La présidente de la Commission de l’Union européenne (UE), Ursula von der Leyen, a déclaré que l’Union avait payé 90 milliards d’euros supplémentaires pour les combustibles fossiles importés depuis le début de la crise dans le détroit d’Ormuz.
Von der Leyen a évalué la dépendance énergétique étrangère de l’Europe dans son discours annuel sur l’état de l’Union lors de la session de l’Assemblée générale du Parlement européen (PE) qui s’est tenue à Strasbourg.
« L’Europe ne peut pas rester une puissance industrielle si les prix de l’énergie sont structurellement trop élevés. » von der Leyen a déclaré qu’après que la Russie a interrompu le flux de gaz naturel, l’UE a diversifié ses fournisseurs d’énergie et investi dans les énergies renouvelables et l’énergie nucléaire.
Von der Leyen a déclaré que la fermeture du détroit d’Ormuz révèle une fois de plus le coût de la dépendance générale de l’Europe à l’égard des combustibles fossiles importés.
« Depuis le début du conflit dans le détroit d’Ormuz, les importations d’énergies fossiles nous ont apporté un coût supplémentaire de 90 milliards d’euros.

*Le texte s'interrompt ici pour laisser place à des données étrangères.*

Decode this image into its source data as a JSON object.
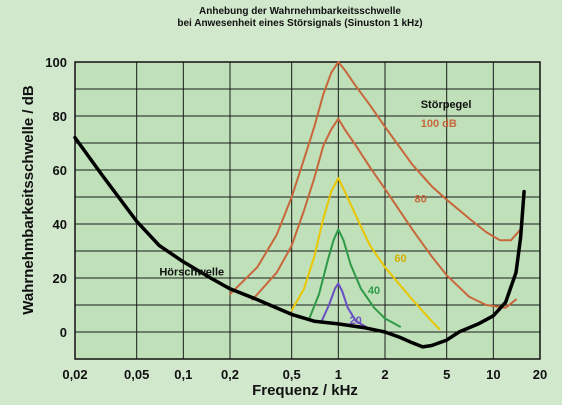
{
  "chart_data": {
    "type": "line",
    "title": "Anhebung der Wahrnehmbarkeitsschwelle",
    "subtitle": "bei Anwesenheit eines Störsignals (Sinuston 1 kHz)",
    "xlabel": "Frequenz / kHz",
    "ylabel": "Wahrnehmbarkeitsschwelle / dB",
    "x_scale": "log",
    "xlim": [
      0.02,
      20
    ],
    "ylim": [
      -10,
      100
    ],
    "x_ticks": [
      0.02,
      0.05,
      0.1,
      0.2,
      0.5,
      1,
      2,
      5,
      10,
      20
    ],
    "x_tick_labels": [
      "0,02",
      "0,05",
      "0,1",
      "0,2",
      "0,5",
      "1",
      "2",
      "5",
      "10",
      "20"
    ],
    "y_ticks": [
      0,
      20,
      40,
      60,
      80,
      100
    ],
    "y_tick_labels": [
      "0",
      "20",
      "40",
      "60",
      "80",
      "100"
    ],
    "grid": true,
    "legend_title": "Störpegel",
    "series": [
      {
        "name": "Hörschwelle",
        "color": "#000000",
        "points": [
          [
            0.02,
            72
          ],
          [
            0.03,
            58
          ],
          [
            0.05,
            41
          ],
          [
            0.07,
            32
          ],
          [
            0.1,
            26
          ],
          [
            0.15,
            20
          ],
          [
            0.2,
            16
          ],
          [
            0.3,
            12
          ],
          [
            0.5,
            6.5
          ],
          [
            0.7,
            4
          ],
          [
            1,
            3
          ],
          [
            1.5,
            1.5
          ],
          [
            2,
            0
          ],
          [
            2.5,
            -2
          ],
          [
            3,
            -4
          ],
          [
            3.5,
            -5.5
          ],
          [
            4,
            -5
          ],
          [
            5,
            -3
          ],
          [
            6,
            0
          ],
          [
            8,
            3
          ],
          [
            10,
            6
          ],
          [
            12,
            11
          ],
          [
            14,
            22
          ],
          [
            15,
            35
          ],
          [
            15.8,
            52
          ]
        ]
      },
      {
        "name": "100 dB",
        "color": "#c8663c",
        "points": [
          [
            0.2,
            14
          ],
          [
            0.3,
            24
          ],
          [
            0.4,
            36
          ],
          [
            0.5,
            50
          ],
          [
            0.6,
            64
          ],
          [
            0.7,
            76
          ],
          [
            0.8,
            88
          ],
          [
            0.9,
            96
          ],
          [
            1,
            100
          ],
          [
            1.1,
            97
          ],
          [
            1.3,
            91
          ],
          [
            1.6,
            84
          ],
          [
            2,
            76
          ],
          [
            3,
            62
          ],
          [
            4,
            54
          ],
          [
            5,
            49
          ],
          [
            7,
            42
          ],
          [
            9,
            37
          ],
          [
            11,
            34
          ],
          [
            13,
            34
          ],
          [
            15,
            38
          ]
        ]
      },
      {
        "name": "80",
        "color": "#c8663c",
        "points": [
          [
            0.28,
            12
          ],
          [
            0.4,
            22
          ],
          [
            0.5,
            32
          ],
          [
            0.6,
            45
          ],
          [
            0.7,
            57
          ],
          [
            0.8,
            69
          ],
          [
            0.9,
            75
          ],
          [
            1,
            79
          ],
          [
            1.1,
            75
          ],
          [
            1.3,
            69
          ],
          [
            1.6,
            61
          ],
          [
            2,
            53
          ],
          [
            3,
            38
          ],
          [
            4,
            28
          ],
          [
            5,
            21
          ],
          [
            7,
            13
          ],
          [
            9,
            10
          ],
          [
            12,
            9
          ],
          [
            14,
            12
          ]
        ]
      },
      {
        "name": "60",
        "color": "#e9c600",
        "points": [
          [
            0.5,
            8
          ],
          [
            0.6,
            16
          ],
          [
            0.7,
            28
          ],
          [
            0.8,
            42
          ],
          [
            0.9,
            52
          ],
          [
            1,
            57
          ],
          [
            1.1,
            52
          ],
          [
            1.3,
            43
          ],
          [
            1.6,
            32
          ],
          [
            2,
            24
          ],
          [
            3,
            12
          ],
          [
            4,
            4
          ],
          [
            4.5,
            1
          ]
        ]
      },
      {
        "name": "40",
        "color": "#2f9a48",
        "points": [
          [
            0.65,
            5
          ],
          [
            0.75,
            14
          ],
          [
            0.85,
            26
          ],
          [
            0.93,
            34
          ],
          [
            1,
            38
          ],
          [
            1.08,
            34
          ],
          [
            1.2,
            25
          ],
          [
            1.4,
            16
          ],
          [
            1.7,
            9
          ],
          [
            2,
            5
          ],
          [
            2.5,
            2
          ]
        ]
      },
      {
        "name": "20",
        "color": "#6a4fc2",
        "points": [
          [
            0.78,
            4
          ],
          [
            0.87,
            10
          ],
          [
            0.95,
            16
          ],
          [
            1,
            18
          ],
          [
            1.06,
            15
          ],
          [
            1.15,
            9
          ],
          [
            1.3,
            4
          ],
          [
            1.5,
            2
          ]
        ]
      }
    ],
    "annotations": [
      {
        "text": "Störpegel",
        "x": 3.4,
        "y": 83,
        "color": "#111111"
      },
      {
        "text": "100 dB",
        "x": 3.4,
        "y": 76,
        "color": "#c8663c"
      },
      {
        "text": "80",
        "x": 3.1,
        "y": 48,
        "color": "#c8663c"
      },
      {
        "text": "60",
        "x": 2.3,
        "y": 26,
        "color": "#d4b000"
      },
      {
        "text": "40",
        "x": 1.55,
        "y": 14,
        "color": "#2f9a48"
      },
      {
        "text": "20",
        "x": 1.18,
        "y": 3,
        "color": "#6a4fc2"
      },
      {
        "text": "Hörschwelle",
        "x": 0.07,
        "y": 21,
        "color": "#111111"
      }
    ]
  }
}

De plus, nous n’avons pas reçu une seule molécule d’énergie supplémentaire en retour. » À l’aide de ses déclarations, von der Leyen a souligné que l’Europe devrait accélérer ses investissements dans ses propres ressources énergétiques propres.

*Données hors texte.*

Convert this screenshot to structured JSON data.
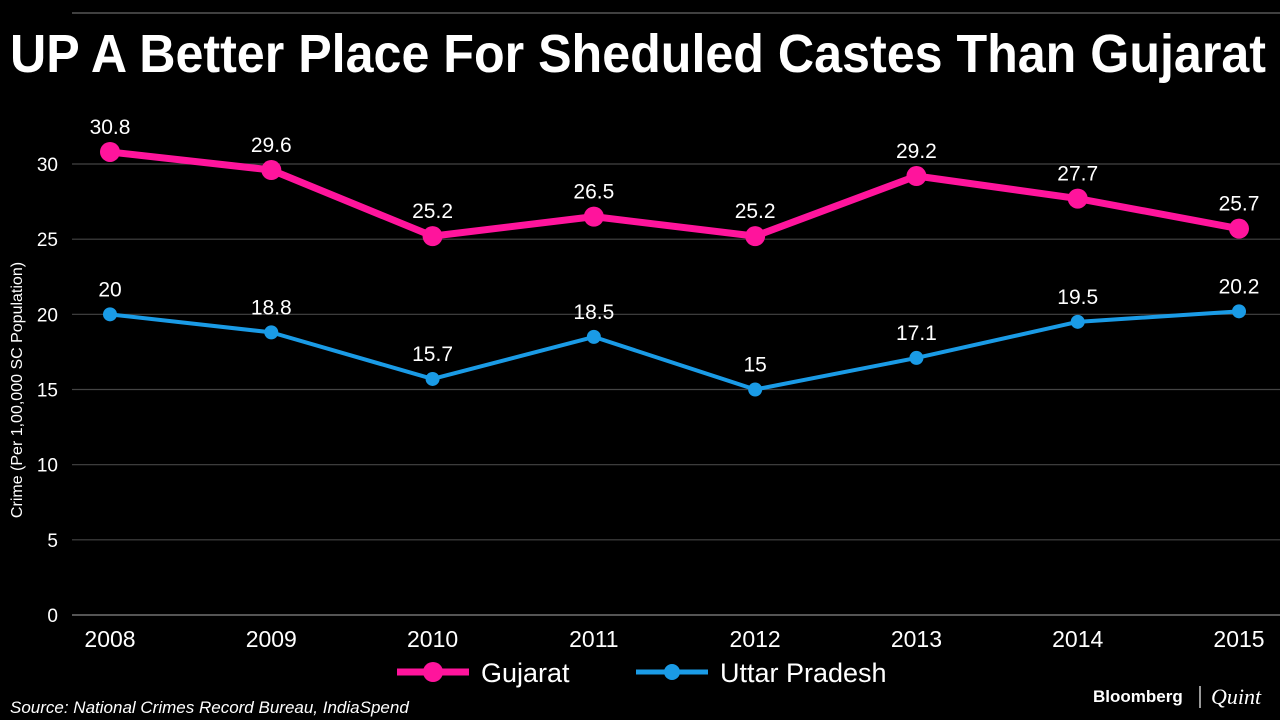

Von der Leyen a souligné que différentes sources telles que les énergies renouvelables, l’énergie nucléaire et le biométhane devraient être soutenues selon le principe de neutralité technologique, et a déclaré que ces sources augmenteraient l’indépendance énergétique de l’Europe et réduiraient les prix.
Déclarant que l’Europe devrait utiliser davantage d’électricité pour assurer son indépendance énergétique, von der Leyen a déclaré qu’elle visait à doubler la part de l’électricité dans la consommation totale d’énergie d’ici 2040.
Von der Leyen a noté que si cet objectif était atteint, la facture annuelle des importations européennes de combustibles fossiles pourrait être réduite de 260 milliards d’euros.
Déclarant que plus de 80 gigawatts de capacité d’énergie renouvelable ont été installés en Europe l’année dernière, von der Leyen a souligné qu’une capacité six fois plus grande attend toujours d’être connectée au réseau électrique.
Von der Leyen a déclaré qu’il fallait accélérer les investissements dans les réseaux électriques, accélérer les processus de connexion et développer les capacités de stockage d’énergie, soulignant que l’avenir de l’Europe réside dans l’électrification.